Selalu ada hal-hal kecil yang membuatku takjub setiap harinya. Tapi satu hal sih yang aku nggak dapat saat nge-lead tim internal adalah ketulusan emak-emak ini untuk membantu sesama mitra Ketua Arisan beda banget. Bukan berarti kalau tim internal yang bantuin artinya nggak ikhlas ya. Tapi beda banget aja rasanya. Paham nggak maksudku? Ketika mereka mau bantuin, semangatnya buat ngajarin itu beda. Indescribable feeling lah pokoknya.

Satu lagi, mitra Ketua Arisan yang aku mentori ini tadi, mereka punya semangat yang berapi-api buat mencapai goalnya. Udah kayak Goku yang mau ngumpulin 7 Dragon Ball. Hehe

Termasuk semangat untuk belajar hal-hal baru. Aku tuh sampai terharu. Jadi aku bilang bahwa besok akan ada field visit dari tim HO di wilayahnya si ibu yang aku mentori. Dia panik dan nervous karena di kunjungan itu nanti dia yang akan menjelaskan program terbaru ke ketua arisan di wilayahnya. Tebak apa yang dia lakukan di malam sebelum field visit? Dia latihan presentasi di depan suaminya, suaminya yang pegang buku catatannya buat ngoreksi. Kalau ada yang kurang pas, suaminya ngasih masukan. Ya ampun, aku langsung meleleh dengerin ceritanya. Segede itu loh semangat si ibu buat belajar.

Ada lagi mitra yang mendapat dukungan penuh dari suaminya untuk berkembang. Mereka keluarga kecil dengan satu anak. Dengan sabar, sang suami menemani sang istri dan jagain anak mereka yang masih berusia 4 tahun, sementara ibunya sedang memimpin kopdar Ketua Arisan. Ya ampun, aku terharu lagi.
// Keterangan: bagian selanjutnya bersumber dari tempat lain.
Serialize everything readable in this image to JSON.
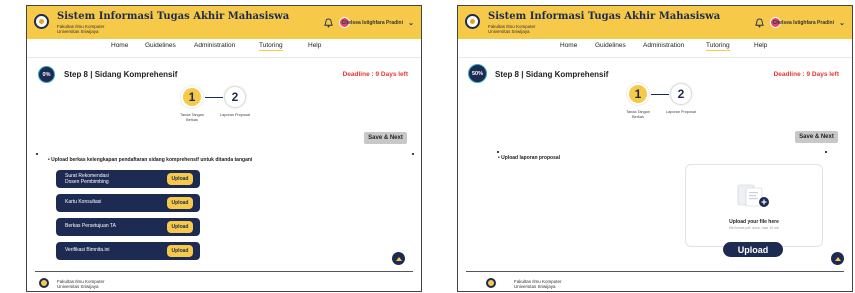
{
  "header": {
    "app_title": "Sistem Informasi Tugas Akhir Mahasiswa",
    "faculty": "Fakultas Ilmu Komputer",
    "university": "Universitas Sriwijaya",
    "user_name": "Chelsea Istighfara Pradini"
  },
  "nav": {
    "items": [
      "Home",
      "Guidelines",
      "Administration",
      "Tutoring",
      "Help"
    ],
    "active": "Tutoring"
  },
  "step": {
    "title": "Step 8 | Sidang Komprehensif",
    "deadline": "Deadline : 9 Days left"
  },
  "stepper": {
    "steps": [
      {
        "number": "1",
        "label_line1": "Tanda Tangan",
        "label_line2": "Berkas"
      },
      {
        "number": "2",
        "label_line1": "Laporan Proposal",
        "label_line2": ""
      }
    ]
  },
  "buttons": {
    "save_next": "Save & Next",
    "upload_small": "Upload",
    "upload_big": "Upload"
  },
  "panel_left": {
    "progress": "0%",
    "instruction": "• Upload berkas kelengkapan pendaftaran sidang komprehensif untuk ditanda tangani",
    "documents": [
      {
        "line1": "Surat Rekomendasi",
        "line2": "Dosen Pembimbing"
      },
      {
        "line1": "Kartu Konsultasi",
        "line2": ""
      },
      {
        "line1": "Berkas Persetujuan TA",
        "line2": ""
      },
      {
        "line1": "Verifikasi Bimnita.ini",
        "line2": ""
      }
    ]
  },
  "panel_right": {
    "progress": "50%",
    "instruction": "• Upload laporan proposal",
    "drop_title": "Upload your file here",
    "drop_subtitle": "file format pdf, docx, max 10 mb"
  },
  "footer": {
    "line1": "Fakultas Ilmu Komputer",
    "line2": "Universitas Sriwijaya"
  },
  "colors": {
    "accent_yellow": "#f7c948",
    "navy": "#1d2b52",
    "deadline_red": "#e53935",
    "progress_ring": "#2fa7c8"
  }
}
Contoh lainnya, nggak pernah kebayang juga sebelumnya kita bakal bisa ngajarin emak-emak buat jadi active user dari Gopay. Kita ngajari mereka untuk transaksi secara cashless perlahan-lahan karena kita tahu ke depan semuanya akan serba digital.

Dari situ aku makin yakin kalau ada istilah women empowerment itu bukan cuma isapan jempol. Banyak perempuan di luar sana yang punya semangat luar biasa untuk belajar dan berkembang. Bukan tidak mungkin kan perempuan bisa bantu perekomian keluarga? And yes, working for impact is real!